Enclosure, Templemichael, Co. Wicklow
Co. Wicklow |
Enclosures
There is a circle in a tillage field near Templemichael that nobody has stood inside for a very long time, and most people driving past have no idea it is there.
It does not announce itself with earthworks or upstanding stones. Instead, it reveals itself only from the air, as a cropmark, the kind of ghost-image produced when buried ditches alter the growth rate of whatever is planted above them, leaving faint but readable traces in aerial photographs. Roughly thirty metres across and nearly perfectly circular, with a continuous surrounding ditch approximately two and a half metres wide, it sits quietly at the western edge of a large arable field at around eighty-five metres above sea level.

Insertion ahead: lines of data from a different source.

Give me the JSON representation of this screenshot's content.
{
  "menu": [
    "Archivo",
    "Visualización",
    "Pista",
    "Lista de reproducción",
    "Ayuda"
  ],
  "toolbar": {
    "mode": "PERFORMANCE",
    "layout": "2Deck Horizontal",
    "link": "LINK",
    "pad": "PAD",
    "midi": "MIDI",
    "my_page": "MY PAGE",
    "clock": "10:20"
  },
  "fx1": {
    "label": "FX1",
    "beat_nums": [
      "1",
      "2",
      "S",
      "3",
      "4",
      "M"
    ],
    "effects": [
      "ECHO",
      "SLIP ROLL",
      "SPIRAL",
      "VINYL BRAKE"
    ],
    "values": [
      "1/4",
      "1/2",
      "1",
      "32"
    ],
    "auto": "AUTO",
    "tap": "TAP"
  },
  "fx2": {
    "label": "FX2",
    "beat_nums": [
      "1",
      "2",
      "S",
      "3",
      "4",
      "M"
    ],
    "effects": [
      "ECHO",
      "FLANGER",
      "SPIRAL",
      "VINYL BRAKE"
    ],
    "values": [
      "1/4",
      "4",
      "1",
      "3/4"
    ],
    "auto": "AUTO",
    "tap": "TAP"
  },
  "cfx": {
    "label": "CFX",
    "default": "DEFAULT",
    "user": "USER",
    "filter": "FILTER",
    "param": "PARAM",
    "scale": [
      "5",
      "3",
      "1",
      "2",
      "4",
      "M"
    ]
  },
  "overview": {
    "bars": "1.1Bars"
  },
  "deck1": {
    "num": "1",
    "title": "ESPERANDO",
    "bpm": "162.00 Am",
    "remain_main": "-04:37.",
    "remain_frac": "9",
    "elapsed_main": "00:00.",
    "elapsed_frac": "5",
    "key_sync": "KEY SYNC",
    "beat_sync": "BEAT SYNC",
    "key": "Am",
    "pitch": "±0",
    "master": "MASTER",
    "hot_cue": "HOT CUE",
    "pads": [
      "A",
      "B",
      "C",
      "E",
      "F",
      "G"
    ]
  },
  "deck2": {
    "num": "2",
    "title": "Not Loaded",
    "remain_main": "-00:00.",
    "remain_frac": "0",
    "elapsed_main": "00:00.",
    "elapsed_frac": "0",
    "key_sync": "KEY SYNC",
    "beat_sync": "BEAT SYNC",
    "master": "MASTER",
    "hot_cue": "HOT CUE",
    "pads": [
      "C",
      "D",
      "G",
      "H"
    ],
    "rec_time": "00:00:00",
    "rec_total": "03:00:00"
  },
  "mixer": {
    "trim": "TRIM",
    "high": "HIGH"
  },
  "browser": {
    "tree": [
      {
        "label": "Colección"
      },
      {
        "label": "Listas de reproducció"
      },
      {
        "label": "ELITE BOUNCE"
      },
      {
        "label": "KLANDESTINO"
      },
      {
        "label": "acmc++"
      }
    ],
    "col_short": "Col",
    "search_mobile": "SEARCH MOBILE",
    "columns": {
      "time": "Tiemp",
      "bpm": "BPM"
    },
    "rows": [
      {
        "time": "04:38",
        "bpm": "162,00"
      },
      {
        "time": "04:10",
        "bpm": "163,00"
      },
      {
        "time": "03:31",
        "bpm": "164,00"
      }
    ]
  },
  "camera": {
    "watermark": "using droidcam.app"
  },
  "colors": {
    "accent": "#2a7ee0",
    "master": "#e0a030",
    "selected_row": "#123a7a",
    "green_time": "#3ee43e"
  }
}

What makes its position particularly interesting is its relationship to the ecclesiastical complex immediately to its north. The ruins of Templemichael Church and their associated graveyard sit within a D-shaped enclosure, and this circular feature lies directly adjacent to its southern edge. That proximity is unlikely to be coincidental. Circular enclosures of this kind in Ireland are often interpreted as earlier, pre-Norman features, sometimes settlement enclosures, sometimes related to ritual or funerary activity, and the clustering of old monuments in a single area is a pattern seen repeatedly across the Irish countryside. A ring-barrow, a burial mound type common in the Bronze Age and early medieval periods, survives about one and a half kilometres to the west at Ballinakill, hinting that this stretch of County Wicklow has been drawing human attention for a considerable span of time. The enclosure has no visible entrance gap, which adds a small puzzle to an already quietly peculiar feature.